This is a question strongly related to Cauchy "characters".
I'm constructing a 4 question canvassing questionnaire that will tell the likely voter being contacted which of the presidential candidates most closely matches them. The advantage of this approach for a dark horse presidential candidate is obvious, presuming, of course, that most of the likely voters match him. I do have the verbal interest in this from the state-level executive director for such a presidential candidate.
One might be entitled to think that this work has been done umpteen times by the thousands of political science PhDs and/or major polling organizations -- at least using the General Social Survey data if nothing else -- and one would be wrong. Moreover, we don't have much time to deploy.
Ideally the questionnaire construction would result in a kind of decision tree where the door-to-door canvassing volunteer could have a mobile device app providing the next question to ask based on the answers to prior questions.
Also ideally, the construction process, itself, would minimize the likely-voter contact as this drives the expense. Using GSS data zeros out that cost and would be optimal if we could get access to the raw GSS data, but we can't. We have to do a survey to gather the data for construction of the 4-deep tree of questions.

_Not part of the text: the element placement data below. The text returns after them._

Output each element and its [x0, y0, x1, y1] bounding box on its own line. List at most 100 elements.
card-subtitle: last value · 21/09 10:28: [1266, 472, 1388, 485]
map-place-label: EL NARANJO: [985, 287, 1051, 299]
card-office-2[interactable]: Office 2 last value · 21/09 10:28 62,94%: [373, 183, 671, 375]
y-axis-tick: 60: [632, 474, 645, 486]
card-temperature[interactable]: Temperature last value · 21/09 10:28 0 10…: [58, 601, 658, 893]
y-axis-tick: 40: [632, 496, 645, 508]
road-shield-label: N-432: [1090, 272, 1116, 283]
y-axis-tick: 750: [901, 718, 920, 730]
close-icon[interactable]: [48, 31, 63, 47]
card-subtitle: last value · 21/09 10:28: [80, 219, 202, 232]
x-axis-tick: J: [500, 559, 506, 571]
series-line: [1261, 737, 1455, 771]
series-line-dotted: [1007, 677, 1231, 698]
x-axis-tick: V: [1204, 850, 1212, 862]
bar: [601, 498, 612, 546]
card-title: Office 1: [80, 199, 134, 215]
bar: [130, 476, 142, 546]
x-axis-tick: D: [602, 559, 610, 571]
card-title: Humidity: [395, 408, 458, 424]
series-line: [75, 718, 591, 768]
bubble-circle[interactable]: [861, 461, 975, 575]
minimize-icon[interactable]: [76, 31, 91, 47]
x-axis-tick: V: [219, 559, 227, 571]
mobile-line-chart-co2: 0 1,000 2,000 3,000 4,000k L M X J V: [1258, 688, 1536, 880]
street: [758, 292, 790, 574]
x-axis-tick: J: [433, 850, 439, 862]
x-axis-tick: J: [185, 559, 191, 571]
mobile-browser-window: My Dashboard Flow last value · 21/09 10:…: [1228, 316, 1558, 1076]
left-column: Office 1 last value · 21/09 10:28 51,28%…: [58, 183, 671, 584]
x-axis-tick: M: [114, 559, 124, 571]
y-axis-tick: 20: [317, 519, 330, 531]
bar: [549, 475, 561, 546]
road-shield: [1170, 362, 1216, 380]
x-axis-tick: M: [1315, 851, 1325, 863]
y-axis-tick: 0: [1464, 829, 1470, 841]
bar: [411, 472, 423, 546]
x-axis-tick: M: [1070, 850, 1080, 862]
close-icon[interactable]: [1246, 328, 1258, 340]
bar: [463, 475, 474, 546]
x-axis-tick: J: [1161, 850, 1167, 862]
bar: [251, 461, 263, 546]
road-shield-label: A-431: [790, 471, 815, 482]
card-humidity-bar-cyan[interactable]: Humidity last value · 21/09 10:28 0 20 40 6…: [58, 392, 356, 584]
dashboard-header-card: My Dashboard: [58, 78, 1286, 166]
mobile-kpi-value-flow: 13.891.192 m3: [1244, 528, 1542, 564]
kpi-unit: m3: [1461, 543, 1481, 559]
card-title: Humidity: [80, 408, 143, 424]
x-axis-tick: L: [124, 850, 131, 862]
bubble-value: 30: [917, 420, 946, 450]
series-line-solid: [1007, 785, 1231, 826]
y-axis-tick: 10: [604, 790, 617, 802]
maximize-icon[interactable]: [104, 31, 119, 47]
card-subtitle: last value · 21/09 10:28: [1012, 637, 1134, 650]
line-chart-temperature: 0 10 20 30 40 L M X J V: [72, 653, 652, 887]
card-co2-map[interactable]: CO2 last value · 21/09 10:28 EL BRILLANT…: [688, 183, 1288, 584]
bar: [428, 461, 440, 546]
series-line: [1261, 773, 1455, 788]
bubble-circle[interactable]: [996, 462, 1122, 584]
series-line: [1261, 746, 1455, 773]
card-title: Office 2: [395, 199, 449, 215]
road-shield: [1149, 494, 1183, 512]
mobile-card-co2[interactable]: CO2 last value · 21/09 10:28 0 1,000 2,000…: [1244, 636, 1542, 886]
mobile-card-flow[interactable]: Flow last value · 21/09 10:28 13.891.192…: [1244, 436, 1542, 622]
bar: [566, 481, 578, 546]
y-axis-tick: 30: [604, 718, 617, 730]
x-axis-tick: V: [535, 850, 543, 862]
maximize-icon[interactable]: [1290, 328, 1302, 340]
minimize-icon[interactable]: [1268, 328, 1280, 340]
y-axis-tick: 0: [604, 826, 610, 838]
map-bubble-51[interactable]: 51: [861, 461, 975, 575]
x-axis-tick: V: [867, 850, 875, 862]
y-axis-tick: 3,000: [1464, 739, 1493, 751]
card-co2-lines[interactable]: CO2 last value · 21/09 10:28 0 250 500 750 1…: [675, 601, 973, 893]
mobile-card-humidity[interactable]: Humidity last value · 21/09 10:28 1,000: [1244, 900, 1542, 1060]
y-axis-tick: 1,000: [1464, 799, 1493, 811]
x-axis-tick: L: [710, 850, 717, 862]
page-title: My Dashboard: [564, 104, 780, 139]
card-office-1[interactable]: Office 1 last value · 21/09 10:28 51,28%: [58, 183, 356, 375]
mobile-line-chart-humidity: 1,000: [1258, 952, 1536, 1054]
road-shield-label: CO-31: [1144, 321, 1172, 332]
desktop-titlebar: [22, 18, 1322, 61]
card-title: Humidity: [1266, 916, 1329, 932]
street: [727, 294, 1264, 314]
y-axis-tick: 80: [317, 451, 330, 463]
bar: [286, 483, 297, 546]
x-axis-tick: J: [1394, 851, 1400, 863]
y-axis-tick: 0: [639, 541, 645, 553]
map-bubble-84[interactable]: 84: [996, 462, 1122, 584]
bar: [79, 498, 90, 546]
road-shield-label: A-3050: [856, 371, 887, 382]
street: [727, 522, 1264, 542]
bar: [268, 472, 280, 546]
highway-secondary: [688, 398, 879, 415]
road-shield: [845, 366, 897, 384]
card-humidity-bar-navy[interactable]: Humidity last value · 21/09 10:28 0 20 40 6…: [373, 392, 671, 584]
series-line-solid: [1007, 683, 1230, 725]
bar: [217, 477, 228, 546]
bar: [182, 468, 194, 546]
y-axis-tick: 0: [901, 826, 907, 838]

On the result side, as a practical compromise, I've proposed falling back to finding just 4 questions rather than finding a 4-deep tree of questions.
On the construction side, as a practical compromise, I've proposed a prize-fund backing a tournament where:
- The contestants each submit 4 questions.
- The submitted questionnaires are paired up for the contests.
- Campaign volunteers each get a pair of contested questionnaires, and get ten likely voters to completely answer all 8 questions.
- The winning questionnaire of a contest is the one whose author can, from the answers to his own questionnaire, best-guess the answers to the opponent's questionnaire.
- Award prizes after the log2(N) contests have selected a winner of that tournament.
- Publish the rankings of the questionnaires and, by permission, their authors.
As resources permit, this tournament is iterated for multiple rounds.
We really have to place weight on the value of up-front volunteer time, so minimizing the construction labor is crucial.
I know this is fairly far from a pure mathematics question but I've brought it as close as I can to some kind of weighted figure of merit involving high-value labor in the construction phase and the expected accuracy of the resulting 4 questions answered by likely voters contacted during blind poll canvassing by lower value labor.
The question: About how far from optimal would be the proposed practical compromise of the 4-question questionnaire (constructed as described) from the ideal 4-deep decision tree of questions constructed from an infinite number of samples during the construction phase?
A secondary question: Is there a better way to make use of the same up-front volunteer time?